On health care, no one who is currently eligible for the MinnesotaCare insurance program will lose those benefits, and a $5,000 annual cap on outpatient treatment will be repealed.
The main new revenue source is new tobacco charges, including 75 cents more on each pack of cigarettes.
Pawlenty compared the timing to a parent waiting for a teenager coming home after curfew.
“I’m glad that they’re here safe, but I’m mad it’s late,’’ he said.
“There is no doubt this was a frustrating, ugly and difficult process to watch,’’ said House Minority Leader Matt Entenza, DFL-St. Paul. “But winners have emerged.

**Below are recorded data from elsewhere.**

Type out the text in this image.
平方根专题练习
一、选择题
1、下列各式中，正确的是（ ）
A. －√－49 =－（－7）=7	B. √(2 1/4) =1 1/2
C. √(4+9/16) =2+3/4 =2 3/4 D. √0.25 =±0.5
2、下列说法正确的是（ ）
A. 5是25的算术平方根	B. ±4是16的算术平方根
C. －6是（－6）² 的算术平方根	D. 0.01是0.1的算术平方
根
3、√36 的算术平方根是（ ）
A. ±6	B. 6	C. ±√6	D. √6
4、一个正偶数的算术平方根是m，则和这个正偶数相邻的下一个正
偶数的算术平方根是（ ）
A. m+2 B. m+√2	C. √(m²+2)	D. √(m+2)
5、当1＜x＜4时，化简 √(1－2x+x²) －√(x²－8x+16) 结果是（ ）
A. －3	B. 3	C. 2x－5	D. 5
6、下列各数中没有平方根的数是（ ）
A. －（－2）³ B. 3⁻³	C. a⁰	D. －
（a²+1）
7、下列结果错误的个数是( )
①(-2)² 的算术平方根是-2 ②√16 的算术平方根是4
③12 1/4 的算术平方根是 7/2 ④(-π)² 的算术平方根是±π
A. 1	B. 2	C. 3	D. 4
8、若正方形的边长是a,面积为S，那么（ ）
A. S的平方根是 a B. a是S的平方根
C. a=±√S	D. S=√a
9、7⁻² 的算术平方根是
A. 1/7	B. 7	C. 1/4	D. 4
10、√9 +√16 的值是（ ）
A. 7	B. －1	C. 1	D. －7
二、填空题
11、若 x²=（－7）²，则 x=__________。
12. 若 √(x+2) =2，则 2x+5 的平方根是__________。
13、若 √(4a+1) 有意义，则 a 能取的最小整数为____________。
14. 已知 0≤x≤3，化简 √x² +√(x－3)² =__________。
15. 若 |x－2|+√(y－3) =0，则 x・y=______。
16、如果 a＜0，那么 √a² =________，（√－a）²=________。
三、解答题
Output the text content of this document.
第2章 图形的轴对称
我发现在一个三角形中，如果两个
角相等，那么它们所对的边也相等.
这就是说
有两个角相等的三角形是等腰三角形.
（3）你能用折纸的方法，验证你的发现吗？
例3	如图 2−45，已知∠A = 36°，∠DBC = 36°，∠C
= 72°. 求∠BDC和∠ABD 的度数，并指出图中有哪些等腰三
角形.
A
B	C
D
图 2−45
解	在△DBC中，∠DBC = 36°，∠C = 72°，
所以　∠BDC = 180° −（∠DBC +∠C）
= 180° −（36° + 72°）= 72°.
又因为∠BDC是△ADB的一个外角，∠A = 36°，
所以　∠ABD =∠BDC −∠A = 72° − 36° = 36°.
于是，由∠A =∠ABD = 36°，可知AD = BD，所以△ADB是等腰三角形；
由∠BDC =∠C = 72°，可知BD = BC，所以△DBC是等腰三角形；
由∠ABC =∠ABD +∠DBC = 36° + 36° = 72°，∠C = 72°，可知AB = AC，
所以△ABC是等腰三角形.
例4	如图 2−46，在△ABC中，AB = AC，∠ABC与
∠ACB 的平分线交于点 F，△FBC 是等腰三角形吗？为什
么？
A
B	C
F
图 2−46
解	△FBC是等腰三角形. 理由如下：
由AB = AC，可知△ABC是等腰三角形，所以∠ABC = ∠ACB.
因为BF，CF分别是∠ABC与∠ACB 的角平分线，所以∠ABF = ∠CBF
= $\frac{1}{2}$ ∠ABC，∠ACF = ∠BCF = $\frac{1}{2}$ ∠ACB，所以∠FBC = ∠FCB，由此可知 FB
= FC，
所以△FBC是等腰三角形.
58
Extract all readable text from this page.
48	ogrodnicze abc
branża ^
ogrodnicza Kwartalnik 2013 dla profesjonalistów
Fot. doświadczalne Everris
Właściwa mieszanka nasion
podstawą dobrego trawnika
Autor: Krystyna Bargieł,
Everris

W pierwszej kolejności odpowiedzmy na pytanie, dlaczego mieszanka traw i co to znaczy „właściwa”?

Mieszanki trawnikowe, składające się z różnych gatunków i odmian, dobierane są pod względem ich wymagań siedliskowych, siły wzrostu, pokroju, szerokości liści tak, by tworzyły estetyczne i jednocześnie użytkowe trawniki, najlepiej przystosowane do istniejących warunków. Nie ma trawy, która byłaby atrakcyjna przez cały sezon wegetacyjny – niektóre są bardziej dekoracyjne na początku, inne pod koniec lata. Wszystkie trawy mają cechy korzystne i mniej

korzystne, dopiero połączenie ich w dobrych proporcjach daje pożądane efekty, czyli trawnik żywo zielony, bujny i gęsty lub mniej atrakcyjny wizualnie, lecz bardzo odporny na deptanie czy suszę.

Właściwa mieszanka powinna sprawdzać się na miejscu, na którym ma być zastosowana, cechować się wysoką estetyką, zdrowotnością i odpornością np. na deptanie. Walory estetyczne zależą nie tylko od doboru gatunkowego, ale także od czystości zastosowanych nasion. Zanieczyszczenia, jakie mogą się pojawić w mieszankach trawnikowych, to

They are our schools, our children and health care for working Minnesotans.’’
The partial government shutdown started July 1, locking out 8,900 state workers and curtailing state-funded services ranging from new driver’s license applications to job counseling for refugees.
State employees had the option of taking vacation pay for the first two weeks of the shutdown, but about 3,150 employees would have burned up their vacation benefits by next Friday, according to state employee relations officials. After July 15, the idled employees faced formal layoffs, costing the state millions of dollars in unemployment and severance costs.
But in many ways, the shutdown’s effects were small. Essential services, such as the State Patrol and some health and welfare programs, continued operating. Partial budget bills passed piecemeal kept other services going, and a last-minute deal kept state parks open.
But the failure to finalize a new $30 billion budget provoked widespread anger and disgust among Minnesotans, raising pressure on all sides to reach a deal.
“If you’re an incumbent — I don’t know who the good guys are and the bad guys are — you gotta go,’’ said Tom Grant, a sales manager from New Brighton. “Failure is not an option when it comes to looking out for the people of Minnesota. Enough is enough. This is a joke.’’
Many states frequently miss deadlines for enacting new budgets. But Minnesota, unlike other states, has no law that would automatically extend spending past the end of its fiscal year if a new budget is not approved.
Lawmakers were supposed to finish the budget by May 23, but that deadline passed with only three major spending bills approved — for public safety, higher education and several smaller state agencies.
A special session started moments after the regular session ended. It was the state’s ninth special session in 11 years, but even that wasn’t enough to prompt a swift resolution of the conflicts over spending and taxation.
Budget negotiators worked into the early morning hours Thursday, Friday and today in search of a compromise that would end the shutdown.
Pawlenty and his Republican allies were holding out for the so-called racino at Canterbury Park, pushing for floor votes in the House and Senate on the issue. The Republicans control the house while Democrats are the majority in the Senate.
Democratic leaders said they weren’t interested in the Shakopee casino. But they clung to corporate tax measures opposed by Republicans until the last minute.
The casino plan was a key sticking point. The owners of Canterbury Park horse track and poker club were willing to pay the state $210 million over the next two years for permission to add slot machines and other casino games, breaking up an American Indian casino monopoly in the state.